The estimated interest payment on the nation's debt is over $575 billion for 2023, with the current Fed Funds rate at 4.25% to 4.5%. The US paid about $475 billion in 2022 and $352 billion in 2021 for comparison.

There is no clear answer to how to get it under control, as this number continues to spiral. Treasury Secretary Janet Yellen, former chair of the Fed, said that if the central bank starts printing more money to repurchase the debt, that's how you get hyperinflation.

Inflation is a difficult concept to understand from an investment perspective. You can't hold cash because you're losing purchasing power while you wait for inflation to pass. With the inflation rates hitting as much as 9.1% in the last few years, you're losing a lot of money by holding it. Markets have shown that the uncertainty causes high-growth stocks to decline substantially, and inflation can hurt margins, causing earnings misses and stock declines. Rising interest rates could cause a crippling for a company that is relying on debt to fund growth and operations.

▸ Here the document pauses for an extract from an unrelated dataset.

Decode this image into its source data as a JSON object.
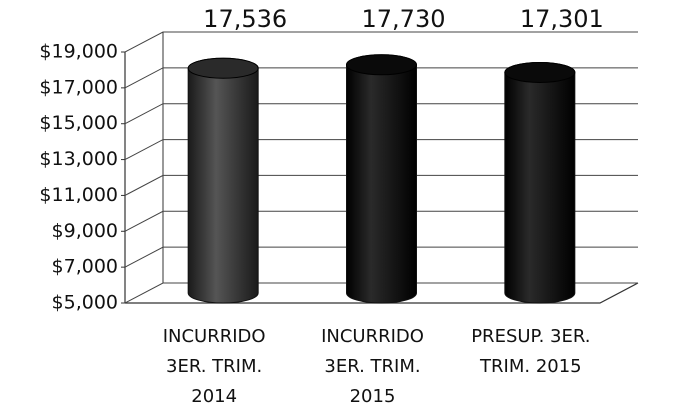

One of the best ways to deal with the storm is to invest in companies that are in high demand regardless of economic conditions. Healthcare companies, for example, have performed well compared to the general market. UnitedHealth Group Inc. has gone up 2.8% in the past year, despite many companies declining in the same period. UnitedHealth has a yearly dividend of $6.60 per share, which adds to its performance.

Startups can be a good option for those with a longer investment timeline and higher risk tolerance. Valuations are currently suppressed and many don't have debt because they raised funds from venture capital or retail investors. For example, Sensate is a startup raising funds on Wefunder, which means anyone can invest for a limited time. The startup raised $2 million from everyday investors and venture capitalists by creating a patented solution for stress relief.

Depending on your investment thesis, Walmart Inc. can be a strong option, depending on your investment thesis. As the Fed works to address these issues, investors can look to both find value in suppressed companies and switch to safer options until a clearer plan is in place to address the concerns around the looming national debt crisis.